Nach der historischen Wahlpleite der deutschen FDP Ende September zögerte Christian Lindner nicht lange: Er erklärte bereits am Tag danach offiziell seine Kandidatur für den Bundesvorsitz. Seitdem zimmert der 34-Jährige an einem Team und arbeitet am Konzept für einen Wiederaufstieg der Liberalen.
Am Samstag nun wählte ihn der Bundesparteitag mit 79 Prozent in Berlin zum neuen Vorsitzenden. Ein besseres Resultat war angesichts der schwierigen Lage und zweier Gegenkandidaten kaum erreichbar.
Der als scharfzüngiger Rhetoriker bekannte nordrhein-westfälische Landes- und Fraktionschef lief schon vor seiner Wahl in einer Bewerbungsrede zu Höchstform auf und betonte kämpferisch, ausserparlamentarische Opposition bedeute für ihn «Machete und Florett». Die Zeit der Trauerarbeit sei zu Ende. Für die schwierige Aufgabe sei jedoch jeder Einzelne gefragt.
Lindner steht vor einer schwierigen Aufgabe, denn er muss die Partei neu ausrichten und dabei aufgrund der geringeren personellen und finanziellen Ressourcen Prioritäten setzen. Doch es wird schwierig werden, die FDP in der Öffentlichkeit präsent zu halten. Hier könnte sich aber eine Chance bieten, weil bei einer grossen Koalition die Opposition im Bundestag klein wäre.
Differenzen mit Rösler
Lindner gehört bereits seit März dem Präsidium als Bundesvize an. Unter seinen Vorgängern Guido Westerwelle und Philipp Rösler war er einst Generalsekretär.

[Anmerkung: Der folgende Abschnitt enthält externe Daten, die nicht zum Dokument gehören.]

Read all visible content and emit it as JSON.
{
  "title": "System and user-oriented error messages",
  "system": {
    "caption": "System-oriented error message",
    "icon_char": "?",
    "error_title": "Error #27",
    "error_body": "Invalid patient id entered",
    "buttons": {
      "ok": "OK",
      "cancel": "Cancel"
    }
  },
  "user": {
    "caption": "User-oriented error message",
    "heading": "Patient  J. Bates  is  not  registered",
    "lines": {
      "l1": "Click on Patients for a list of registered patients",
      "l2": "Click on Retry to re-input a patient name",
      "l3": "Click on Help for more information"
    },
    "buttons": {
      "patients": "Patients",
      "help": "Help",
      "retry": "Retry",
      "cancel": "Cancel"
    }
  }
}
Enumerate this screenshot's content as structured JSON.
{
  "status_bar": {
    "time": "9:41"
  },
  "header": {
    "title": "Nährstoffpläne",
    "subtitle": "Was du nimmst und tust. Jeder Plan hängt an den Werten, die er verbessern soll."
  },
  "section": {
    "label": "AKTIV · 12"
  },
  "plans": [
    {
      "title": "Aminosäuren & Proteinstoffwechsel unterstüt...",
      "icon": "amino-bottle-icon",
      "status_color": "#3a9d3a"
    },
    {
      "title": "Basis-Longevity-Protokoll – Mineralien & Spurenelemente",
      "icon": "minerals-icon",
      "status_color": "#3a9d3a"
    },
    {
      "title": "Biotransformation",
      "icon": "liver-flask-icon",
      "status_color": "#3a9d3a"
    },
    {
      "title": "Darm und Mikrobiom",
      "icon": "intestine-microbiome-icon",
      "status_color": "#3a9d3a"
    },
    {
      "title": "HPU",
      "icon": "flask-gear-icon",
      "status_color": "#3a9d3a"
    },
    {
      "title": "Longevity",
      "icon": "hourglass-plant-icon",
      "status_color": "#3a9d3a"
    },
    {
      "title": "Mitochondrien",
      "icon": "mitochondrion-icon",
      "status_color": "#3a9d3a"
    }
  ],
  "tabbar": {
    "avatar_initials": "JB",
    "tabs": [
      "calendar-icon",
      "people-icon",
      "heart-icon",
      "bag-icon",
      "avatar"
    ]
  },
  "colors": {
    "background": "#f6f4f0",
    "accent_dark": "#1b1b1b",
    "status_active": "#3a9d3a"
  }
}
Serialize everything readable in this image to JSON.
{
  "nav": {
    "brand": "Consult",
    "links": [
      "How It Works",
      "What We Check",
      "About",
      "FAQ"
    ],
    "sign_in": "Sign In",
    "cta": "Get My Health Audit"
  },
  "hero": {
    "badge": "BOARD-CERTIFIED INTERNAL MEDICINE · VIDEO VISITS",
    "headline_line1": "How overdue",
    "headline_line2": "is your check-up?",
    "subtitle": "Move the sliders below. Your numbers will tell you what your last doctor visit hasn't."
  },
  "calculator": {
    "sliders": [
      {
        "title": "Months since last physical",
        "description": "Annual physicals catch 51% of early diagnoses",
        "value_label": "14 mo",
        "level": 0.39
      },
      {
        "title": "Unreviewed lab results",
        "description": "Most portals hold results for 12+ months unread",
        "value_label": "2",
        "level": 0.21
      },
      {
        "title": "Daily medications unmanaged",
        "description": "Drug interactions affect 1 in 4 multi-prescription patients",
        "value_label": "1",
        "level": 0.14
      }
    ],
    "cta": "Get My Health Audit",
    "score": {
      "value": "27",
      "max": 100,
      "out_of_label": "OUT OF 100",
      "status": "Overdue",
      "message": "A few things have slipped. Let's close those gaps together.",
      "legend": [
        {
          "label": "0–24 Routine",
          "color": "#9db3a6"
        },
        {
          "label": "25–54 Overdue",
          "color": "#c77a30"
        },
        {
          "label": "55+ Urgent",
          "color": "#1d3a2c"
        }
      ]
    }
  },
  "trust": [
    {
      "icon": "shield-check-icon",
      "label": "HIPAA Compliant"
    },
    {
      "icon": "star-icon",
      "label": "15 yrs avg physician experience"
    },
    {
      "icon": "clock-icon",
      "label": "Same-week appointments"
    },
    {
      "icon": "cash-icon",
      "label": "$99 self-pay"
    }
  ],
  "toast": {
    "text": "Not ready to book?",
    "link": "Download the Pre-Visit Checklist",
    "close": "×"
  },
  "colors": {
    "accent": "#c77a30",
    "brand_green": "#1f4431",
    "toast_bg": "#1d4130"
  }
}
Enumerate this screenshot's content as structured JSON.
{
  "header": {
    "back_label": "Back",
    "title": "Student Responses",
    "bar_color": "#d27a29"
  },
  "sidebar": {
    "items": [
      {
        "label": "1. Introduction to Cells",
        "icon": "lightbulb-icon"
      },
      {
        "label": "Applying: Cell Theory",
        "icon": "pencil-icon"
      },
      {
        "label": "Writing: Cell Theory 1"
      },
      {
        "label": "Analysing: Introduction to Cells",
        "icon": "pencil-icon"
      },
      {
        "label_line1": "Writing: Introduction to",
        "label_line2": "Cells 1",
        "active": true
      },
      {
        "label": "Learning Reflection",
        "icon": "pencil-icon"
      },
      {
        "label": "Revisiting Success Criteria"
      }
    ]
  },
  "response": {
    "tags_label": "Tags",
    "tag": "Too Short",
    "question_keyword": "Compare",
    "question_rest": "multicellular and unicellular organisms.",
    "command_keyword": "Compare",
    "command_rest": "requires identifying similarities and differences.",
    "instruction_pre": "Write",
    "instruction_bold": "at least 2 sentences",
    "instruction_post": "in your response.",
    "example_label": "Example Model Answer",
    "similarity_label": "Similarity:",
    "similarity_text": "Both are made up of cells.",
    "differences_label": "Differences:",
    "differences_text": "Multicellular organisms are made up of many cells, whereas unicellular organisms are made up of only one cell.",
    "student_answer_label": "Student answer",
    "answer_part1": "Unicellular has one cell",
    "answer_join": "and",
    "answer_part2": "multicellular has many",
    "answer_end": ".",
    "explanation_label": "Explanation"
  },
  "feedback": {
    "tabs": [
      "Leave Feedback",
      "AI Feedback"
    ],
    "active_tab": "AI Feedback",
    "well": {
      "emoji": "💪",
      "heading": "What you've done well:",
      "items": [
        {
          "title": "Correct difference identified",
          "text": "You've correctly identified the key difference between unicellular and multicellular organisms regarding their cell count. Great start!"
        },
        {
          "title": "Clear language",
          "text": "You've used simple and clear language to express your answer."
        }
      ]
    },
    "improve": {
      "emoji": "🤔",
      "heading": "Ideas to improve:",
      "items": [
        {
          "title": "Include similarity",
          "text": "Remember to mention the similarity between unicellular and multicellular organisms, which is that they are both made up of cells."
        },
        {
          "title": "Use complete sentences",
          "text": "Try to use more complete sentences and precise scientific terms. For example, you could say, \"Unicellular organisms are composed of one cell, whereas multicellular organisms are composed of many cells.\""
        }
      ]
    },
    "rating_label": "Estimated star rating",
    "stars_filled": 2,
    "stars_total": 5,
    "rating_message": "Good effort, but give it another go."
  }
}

Doch im Dezember 2011 hing er wegen Differenzen mit Rösler sein Amt überraschend an den Nagel. Er begründete dies später damit, dass er sich nur noch als Sprecher des Vorsitzenden gefühlt habe.
Christian Lindner bekam von Jürgen Möllemann den Spitznamen «Bambi». /


Doch Lindner legte wenige Monate später ein fulminantes Comeback hin, als er im Mai 2012 seine Partei in Nordrhein-Westfalen bei vorgezogenen Wahlen trotz miserabler Umfragewerte als Spitzenkandidat mit einem Traumergebnis von 8,6 Prozent in den Landtag führte.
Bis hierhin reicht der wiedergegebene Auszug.